Overall Presentation Context
- The presentation should be tailored for the Conference audience: Most attendees are experienced with pipeline terminology and basic environmental permitting terms. Unless the presentation is specifically titled “Pipeline Permitting 101” or “Wetland Permitting 101,” please assume that the audience is familiar with common terminology (such as FERC, NEPA, and EIS). Although it is common practice to define the terminology in the slides at first mention, please do not spend time defining them during the talk and especially avoid any sort of tutorial on what these common terms are.

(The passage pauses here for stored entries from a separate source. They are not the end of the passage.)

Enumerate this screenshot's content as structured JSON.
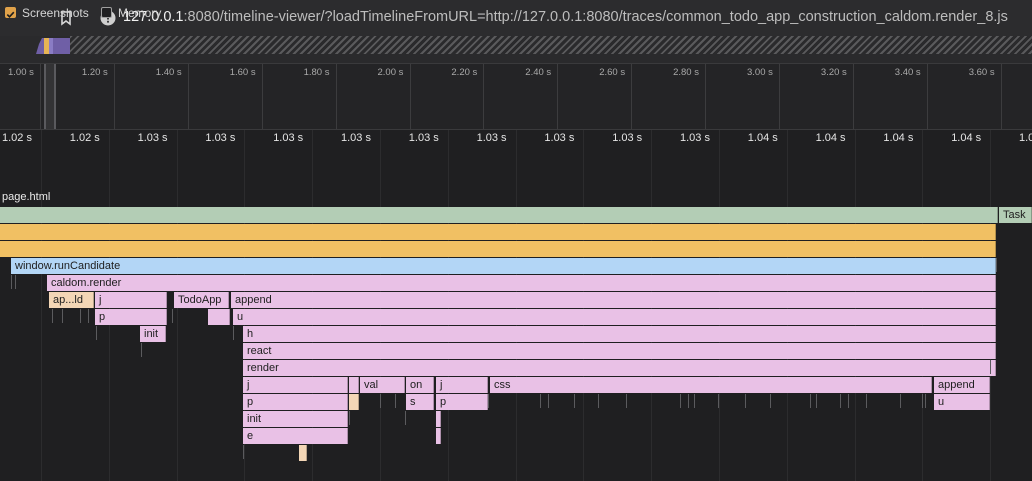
{
  "browser": {
    "url_host": "127.0.0.1",
    "url_rest": ":8080/timeline-viewer/?loadTimelineFromURL=http://127.0.0.1:8080/traces/common_todo_app_construction_caldom.render_8.js"
  },
  "toolbar": {
    "screenshots_label": "Screenshots",
    "screenshots_checked": true,
    "memory_label": "Memory",
    "memory_checked": false
  },
  "overview": {
    "ticks": [
      "1.00 s",
      "1.20 s",
      "1.40 s",
      "1.60 s",
      "1.80 s",
      "2.00 s",
      "2.20 s",
      "2.40 s",
      "2.60 s",
      "2.80 s",
      "3.00 s",
      "3.20 s",
      "3.40 s",
      "3.60 s"
    ]
  },
  "ruler": {
    "ticks": [
      "1.02 s",
      "1.02 s",
      "1.03 s",
      "1.03 s",
      "1.03 s",
      "1.03 s",
      "1.03 s",
      "1.03 s",
      "1.03 s",
      "1.03 s",
      "1.03 s",
      "1.04 s",
      "1.04 s",
      "1.04 s",
      "1.04 s",
      "1.0"
    ]
  },
  "main_thread_label": "page.html",
  "flame": {
    "task": "Task",
    "window_run": "window.runCandidate",
    "caldom_render": "caldom.render",
    "ap_ld": "ap...ld",
    "j1": "j",
    "todoapp": "TodoApp",
    "append1": "append",
    "p1": "p",
    "u1": "u",
    "init1": "init",
    "h": "h",
    "react": "react",
    "render": "render",
    "j2": "j",
    "val": "val",
    "on": "on",
    "j3": "j",
    "css": "css",
    "append2": "append",
    "p2": "p",
    "s": "s",
    "p3": "p",
    "u2": "u",
    "init2": "init",
    "e": "e"
  },
  "colors": {
    "task": "#b3cdb5",
    "script": "#f1c063",
    "call": "#b3d6f6",
    "function": "#e9c1e6",
    "checkbox_accent": "#e0a24a"
  }
}
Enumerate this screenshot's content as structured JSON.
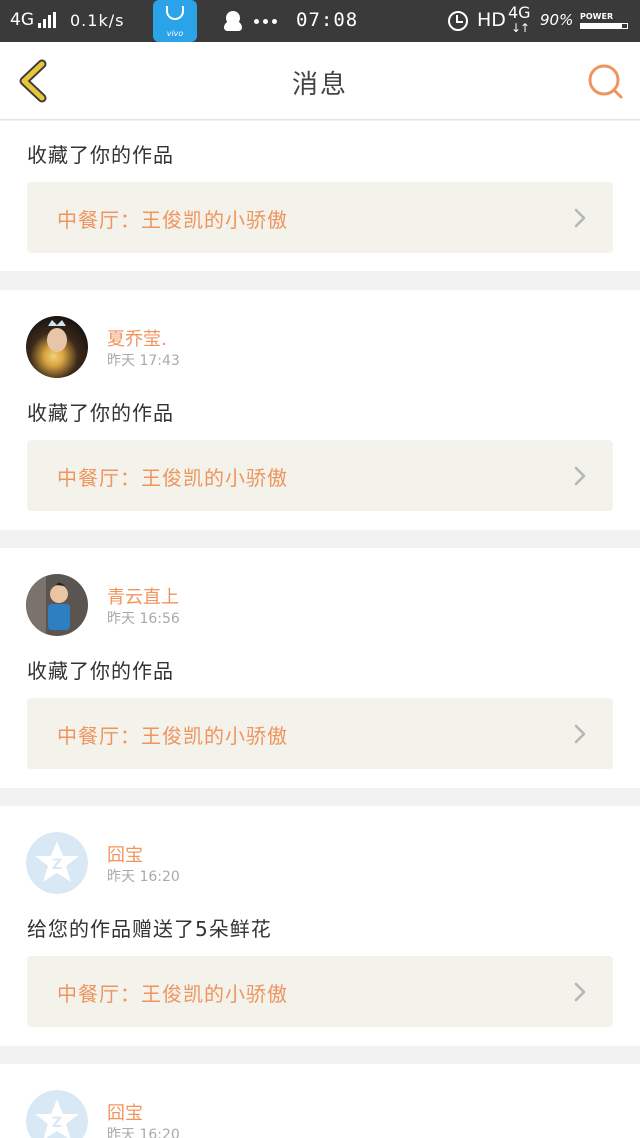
{
  "statusbar": {
    "network": "4G",
    "speed": "0.1k/s",
    "vivo_label": "vivo",
    "time": "07:08",
    "hd": "HD",
    "network2": "4G",
    "network2_arrows": "↓↑",
    "battery_pct": "90%",
    "power_label": "POWER",
    "battery_level": 0.9,
    "icons": [
      "signal-icon",
      "vivo-app-store-icon",
      "qq-icon",
      "more-dots-icon",
      "alarm-icon",
      "battery-icon"
    ]
  },
  "navbar": {
    "title": "消息",
    "back_icon": "chevron-left-icon",
    "search_icon": "search-icon",
    "accent_color": "#f0945e",
    "back_color": "#e8c53a"
  },
  "messages": [
    {
      "action": "收藏了你的作品",
      "work": "中餐厅：王俊凯的小骄傲"
    },
    {
      "user": "夏乔莹.",
      "time": "昨天 17:43",
      "action": "收藏了你的作品",
      "work": "中餐厅：王俊凯的小骄傲"
    },
    {
      "user": "青云直上",
      "time": "昨天 16:56",
      "action": "收藏了你的作品",
      "work": "中餐厅：王俊凯的小骄傲"
    },
    {
      "user": "囧宝",
      "time": "昨天 16:20",
      "action": "给您的作品赠送了5朵鲜花",
      "work": "中餐厅：王俊凯的小骄傲"
    },
    {
      "user": "囧宝",
      "time": "昨天 16:20"
    }
  ]
}
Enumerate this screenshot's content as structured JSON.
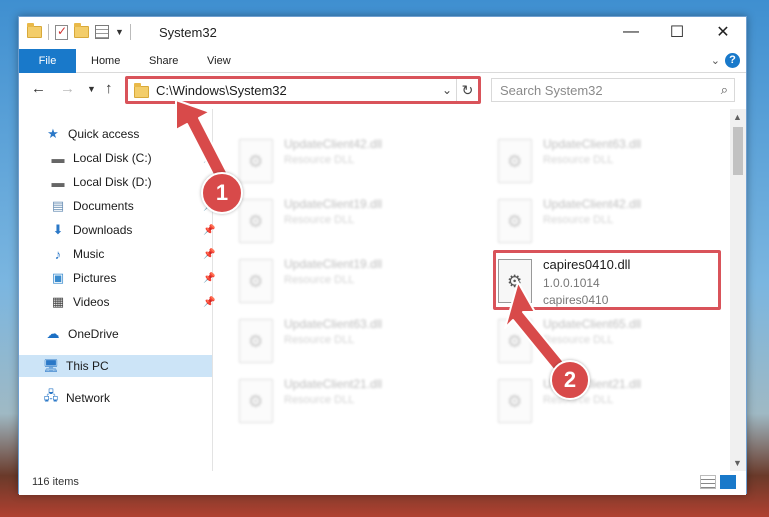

- Likewise, avoid overly technical subject area acronyms and complicated terms if not necessary to provide an overview to the target audience. For example, if the presentation is providing an overview of new air regulations, realize that the audience will not be composed of fellow air specialists. The presentation should be designed to inform and enlighten the audience such that its meaning should resonate with them. Therefore, emphasize the significance of the topic in a way that a group of permitting generalists will understand the take-home message without getting lost in the details.
- Although the context is important, it should not be the priority or take much time out of the presentation. The audience is looking for a take-home story. Therefore, to the extent feasible, the presentation should focus on real-life project scenarios and lessons learned. Emphasize the major technical issues and the significance of the results. Always ask yourself “How can I add interest for the audience?”
- Personalize the message with real-life/real-project experience and photos/graphics. This will add interest for the audience.
- If it fits your personality, adding some humor into the presentation can be effective to engage the audience.
- Maintain a clear message to keep the audience attentive and interested.
- Avoid overuse of acronyms. Limit the amount of text and the number of bullet points on each slide. Rely more on visual communication and images to populate your slide deck.
- Avoid overly complex graphics.
- Practice the presentation before finalizing it so that the right amount of material is synced with the time allotted. Although “one slide per minute of presentation” is often used as a general guideline, the number of slides has to match the speaker’s presentation style. If the speaker prefers to talk for 3-5 minutes per slide, then limit the number of slides accordingly. Likewise, if the speaker wants to present some slides with limited information in rapid succession, then there will be time for additional slides.
- Use object builds (animations) and slide transitions judiciously. Some animations are fine, but they should be subtle and professional. Additionally, these often will not present well if someone else needs to advance the slides for you.
- Use graphics/charts/images to communicate data and assist in conveying the presentation message.
- Use high-quality graphics. Redo a textbook/example graphic if it will be unclear. Remember that the slides need to look good to someone at the back of a large room at a conference, not just on the computer screen. Use a large font size and don’t be afraid of including white space if it makes the slide more readable.
- The PowerPoint format should follow the official conference template. Download here.
- Have a visual theme that is consistent, if possible.
Giving the Presentation
- Preparation is key to a professional presentation in front of industry peers.
- To assist the speaker in being more comfortable with public speaking, a co-worker or friend in the audience (or mentally select someone) could be planted as a “safe” person to look at and present to if the speaker has any difficulties.
- Allow time for audience questions within the format allowed by the SGA Topic Handler for the presentation session. If it is flexible, the speaker should determine when they would like to handle questions (during or after) and explain this to the audience at the beginning of the presentation.
- The speaker should know the message being presented so that he/she may speak with confidence – this will allow for a more natural and conversational presentation experience.
- Do not read from the slides. The visual focus should be on the audience.
- Limit the presentation to the allotted time.
- Monitor the audience’s reaction to the materials and adjust accordingly. If questions are being taken during the presentation, and there seem to be several about a particular issue, the speaker should assess if they want to continue based on the apparent interest/topics that will have to be omitted later if time does not allow.
- Do not read from your slides. Practice enough so that you are comfortable with your presentation and know what is on each slide. The audience can quickly scan each slide and read its contents quicker than you can read each bullet point. Therefore, the spoken content should always key from, but not repeat, what is on each slide.
It is recommended that if you feel that you need more text to read for your own comfort, create two versions of the presentation for your practice sessions. One version (for you only) would be a hard copy print-out with all of the information you need (large font recommended). A second version would have each bullet concisely summarized. Practice your presentation with the hard copy version in hand and the bulleted version on the screen behind you as it will be presented at the conference. With practice, you will “know” the bullets of each slide and will be able to recite (or paraphrase) the text you want without reading directly from your hard copy. Some presenters feel more comfortable actually having the large font version with them in hand as they present. However, with enough practice, we believe that you won’t even need this aid.